M.P: O mais recente, a
"Maggy" na série "Lavender". Sinto que me salvou
internamente, estava num timing meio
instável a nível pessoal, à espera de um resultado de uma biópsia. Chegou o
guião para eu ler, e quando eu antes tinha pensado que caso fosse grave iria
abster-me de tratamentos que me iriam torturar mais que um cancro, ao ler a
força de uma doente como sempre me imaginei, forte, e não derrotada como me
estava a sentir antes de ler o guião, decidi, que quando eu tiver de passar por
algo assim, serei a "Maggy" novamente!
Sempre quis rapar o cabelo em personagem, sinto que é um privilégio, ainda não surgiu oportunidade que me permita abraçar a personagem nesse sentido, mas aguardo por algo assim.
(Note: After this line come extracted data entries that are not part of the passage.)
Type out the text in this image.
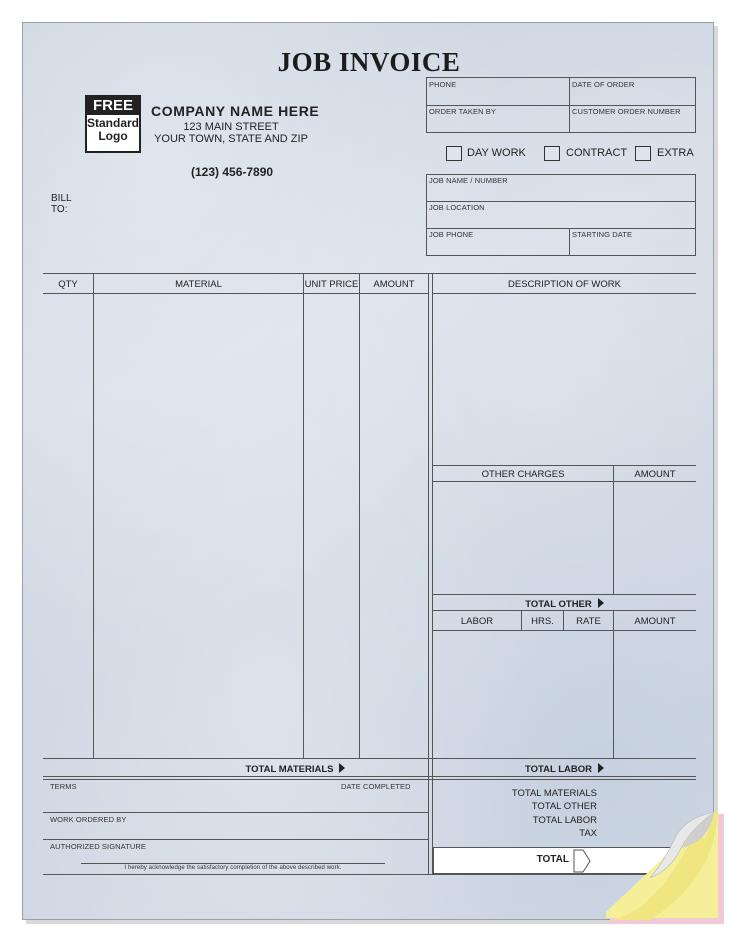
JOB INVOICE
FREE
Standard
Logo
COMPANY NAME HERE
123 MAIN STREET
YOUR TOWN, STATE AND ZIP
(123) 456-7890
BILL
TO:
PHONE	DATE OF ORDER
ORDER TAKEN BY	CUSTOMER ORDER NUMBER
DAY WORK	CONTRACT	EXTRA
JOB NAME / NUMBER
JOB LOCATION
JOB PHONE	STARTING DATE
QTY	MATERIAL	UNIT PRICE	AMOUNT	DESCRIPTION OF WORK
OTHER CHARGES	AMOUNT
TOTAL OTHER
LABOR	HRS.	RATE	AMOUNT
TOTAL MATERIALS	TOTAL LABOR
TERMS	DATE COMPLETED
WORK ORDERED BY
AUTHORIZED SIGNATURE
I hereby acknowledge the satisfactory completion of the above described work.
TOTAL MATERIALS
TOTAL OTHER
TOTAL LABOR
TAX
TOTAL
Todas as personagens que vou fazendo são maneiras de viver mais do que viveria se não fosse atriz, questiono sempre, não a personagem, mas o mundo à sua volta, à "nossa" volta.
M.L: Como atriz, tem-se baseado essencialmente entre
Lisboa e Londres. Do ponto de vista artístico, Portugal devia aprender mais com
a Inglaterra?
M.P: Sem dúvida, estamos
sempre atrasados, somos pequenos, temos mais potencial do que aquele a que nos
permitimos, nós fazemos mais com menos, mas a mentalidade é o que mais está
lento, dou um exemplo muito prático, um ator, a não ser por questões
contratuais jamais deveria ter de dar a idade num casting, em Inglaterra fala-se em "Playing Age", é
ridículo que ainda tenhamos que ser julgados pela data em que nascemos, e
depois somos chamados para castings
para o qual não temos o perfil físico, porque um número não nos define... Para
não falar que tudo o que se faz em termos de queimar imagem é bem mais
imediato, lá está, mentalidade. O cinema independente, ou as produções
académicas entre tantas outras são normalmente pagas lá, mesmo que
simbolicamente, e cá, nem despesas na maioria das vezes. Eu quando tirei design também tive de pagar o meu
material, acho que mais ainda deveríamos pagar de alguma forma às pessoas que
dão vida aos nossos trabalhos, à semelhança do que se faz lá fora mais do que
se faz cá dentro.
M.L: Tem trabalhado ultimamente com os The Lisbon
Players que têm passado por tempos difíceis. Como olha para o percurso que a
companhia tem desenvolvido desde 1947 até agora?
M.P: Eu já só gosto de
estar em palco em inglês, o português é uma língua, quase que sagrada, é como
trabalhar talha dourada, é difícil encontrar projetos aliciantes na nossa
língua, já o inglês em palco, está agora em extinção... E é uma vergonha,
Lisboa está cada segundo mais cosmopolita, por isso é que não sinto falta do
multiculturalismo de Londres, mas é uma miséria abater a companhia mais antiga
e completamente autossustentável que são os The Lisbon Players, capitalismo e
miséria são sinónimos nesta história, se por ventura eu deixo de poder
trabalhar em inglês por aqui, ou volto para fora ou hei de fazer com que algo
de novo surja por cá.
O elenco e a equipa de "The Misanthrope", a mais recente produção dos The Lisbon Players |
M.L: Em paralelo com o seu trabalho como atriz, também
tem desenvolvido um lado mais empreendedor ao criar vários projetos artísticos.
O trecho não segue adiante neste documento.